Chapter three also established that the paramedic professionalisation process was, until relatively recently, largely driven by circumstances and groups other than paramedics. For example, their education evolution was driven by medicine, and later industry (ambulance service) and the tertiary education sector (shift to university learning). As noted in chapter three, the shift to the tertiary sector followed Wilensky’s professionalisation trajectory and although the shift was initiated by ASNSW and CSU, it was nonetheless, a significant step forward in the paramedic professionalisation process because it recognised the unique nature of paramedic work, their specialised knowledge and skill and their need for critical thinking capabilities in order for the discipline to move beyond protocol-driven practice. As described in the previous chapter, during the early 2000s, the profession gradually produced tertiary-qualified graduates who were able to conduct research into the specialised area of paramedic work. The discipline recognised the need for a discipline- specific journal in which to publish and disseminate this specialised knowledge. The
Journal of Emergency Primary Health Care (JEPHC),338 produced by the Australian College of Ambulance Professionals (now PA), was launched in September 2003 with the intention of ‘publishing to advance and promote the science of pre-hospital care research, management, education, clinical practice, policy and service delivery, providing a forum to respond to the professional interests of the multidisciplinary pre-hospital care
community’.339 This provided a mouthpiece for the profession to discuss and raise awareness of issues of professionalisation in a much more organised and collegiate way and in so doing created a public record of the Australian paramedic professionalisation project.

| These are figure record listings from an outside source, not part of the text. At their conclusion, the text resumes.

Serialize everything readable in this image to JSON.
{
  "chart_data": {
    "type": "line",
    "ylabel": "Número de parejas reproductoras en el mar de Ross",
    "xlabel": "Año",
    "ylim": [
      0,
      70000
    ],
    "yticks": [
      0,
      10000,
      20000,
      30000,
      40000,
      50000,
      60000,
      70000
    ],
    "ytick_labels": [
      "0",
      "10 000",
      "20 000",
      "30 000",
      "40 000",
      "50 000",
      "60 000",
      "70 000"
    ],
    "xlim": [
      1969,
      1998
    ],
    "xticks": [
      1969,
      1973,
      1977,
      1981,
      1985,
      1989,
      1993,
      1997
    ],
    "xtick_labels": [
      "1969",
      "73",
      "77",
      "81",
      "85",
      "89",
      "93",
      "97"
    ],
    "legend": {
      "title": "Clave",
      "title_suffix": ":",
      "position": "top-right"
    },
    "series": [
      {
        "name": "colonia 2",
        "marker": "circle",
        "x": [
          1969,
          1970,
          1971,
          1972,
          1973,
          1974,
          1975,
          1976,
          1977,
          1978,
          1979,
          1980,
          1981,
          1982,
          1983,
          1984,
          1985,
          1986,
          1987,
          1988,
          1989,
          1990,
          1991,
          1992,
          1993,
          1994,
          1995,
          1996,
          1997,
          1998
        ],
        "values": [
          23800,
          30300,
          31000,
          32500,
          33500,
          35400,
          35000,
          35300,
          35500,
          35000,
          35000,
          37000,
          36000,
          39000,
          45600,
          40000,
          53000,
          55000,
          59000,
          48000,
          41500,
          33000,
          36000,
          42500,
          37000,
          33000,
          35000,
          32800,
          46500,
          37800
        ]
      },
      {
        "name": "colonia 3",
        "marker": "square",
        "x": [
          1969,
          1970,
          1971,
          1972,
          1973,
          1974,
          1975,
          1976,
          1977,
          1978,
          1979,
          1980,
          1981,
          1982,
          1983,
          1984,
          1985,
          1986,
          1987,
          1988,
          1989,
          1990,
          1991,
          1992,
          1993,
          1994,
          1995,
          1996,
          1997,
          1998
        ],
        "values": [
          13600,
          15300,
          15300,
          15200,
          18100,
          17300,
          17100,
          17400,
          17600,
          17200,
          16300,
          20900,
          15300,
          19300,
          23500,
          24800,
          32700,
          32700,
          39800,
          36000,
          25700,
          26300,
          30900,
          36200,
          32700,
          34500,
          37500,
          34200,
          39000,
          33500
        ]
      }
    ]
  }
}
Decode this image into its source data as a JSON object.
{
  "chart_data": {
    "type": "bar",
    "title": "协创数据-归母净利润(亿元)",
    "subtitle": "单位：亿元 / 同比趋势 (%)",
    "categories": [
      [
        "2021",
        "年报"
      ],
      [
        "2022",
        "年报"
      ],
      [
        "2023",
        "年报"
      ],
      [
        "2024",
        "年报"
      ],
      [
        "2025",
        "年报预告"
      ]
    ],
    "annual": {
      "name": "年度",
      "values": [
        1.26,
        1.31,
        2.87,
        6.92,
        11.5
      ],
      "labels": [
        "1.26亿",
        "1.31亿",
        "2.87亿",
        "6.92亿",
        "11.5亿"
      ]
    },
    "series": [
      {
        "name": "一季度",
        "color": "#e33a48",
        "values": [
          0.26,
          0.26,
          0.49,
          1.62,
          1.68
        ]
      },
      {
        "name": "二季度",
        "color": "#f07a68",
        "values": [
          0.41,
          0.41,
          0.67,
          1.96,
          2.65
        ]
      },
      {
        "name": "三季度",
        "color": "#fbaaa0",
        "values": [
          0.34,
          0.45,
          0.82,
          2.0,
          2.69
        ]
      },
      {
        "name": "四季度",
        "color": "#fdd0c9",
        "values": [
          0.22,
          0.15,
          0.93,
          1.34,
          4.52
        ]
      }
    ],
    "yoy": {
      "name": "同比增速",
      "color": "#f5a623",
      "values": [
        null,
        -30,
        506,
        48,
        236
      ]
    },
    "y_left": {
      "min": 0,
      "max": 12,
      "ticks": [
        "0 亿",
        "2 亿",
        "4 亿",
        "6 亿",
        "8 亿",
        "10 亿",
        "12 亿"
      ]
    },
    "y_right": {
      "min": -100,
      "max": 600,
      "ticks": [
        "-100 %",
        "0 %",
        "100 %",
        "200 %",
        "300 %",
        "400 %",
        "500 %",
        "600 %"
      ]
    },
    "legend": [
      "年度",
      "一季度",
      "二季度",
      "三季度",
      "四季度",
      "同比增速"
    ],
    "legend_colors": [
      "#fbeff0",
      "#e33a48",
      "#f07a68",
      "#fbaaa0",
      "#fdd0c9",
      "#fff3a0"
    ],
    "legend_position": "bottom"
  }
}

This chapter identifies what it is that paramedics hope to achieve from the professionalisation project. It does so by examining the literature and other data presented to various governmental inquiries on the professional development of paramedics. It uses the Freidson elements for a profession identified in Chapter 2 to assess how the paramedic discipline understands professionalisation, what they believe professionalisation will do for them and how they think they are going to professionalise. It then describes the push for professionalisation from within the sector and how governments have responded to claims for increased professionalisation by paramedics.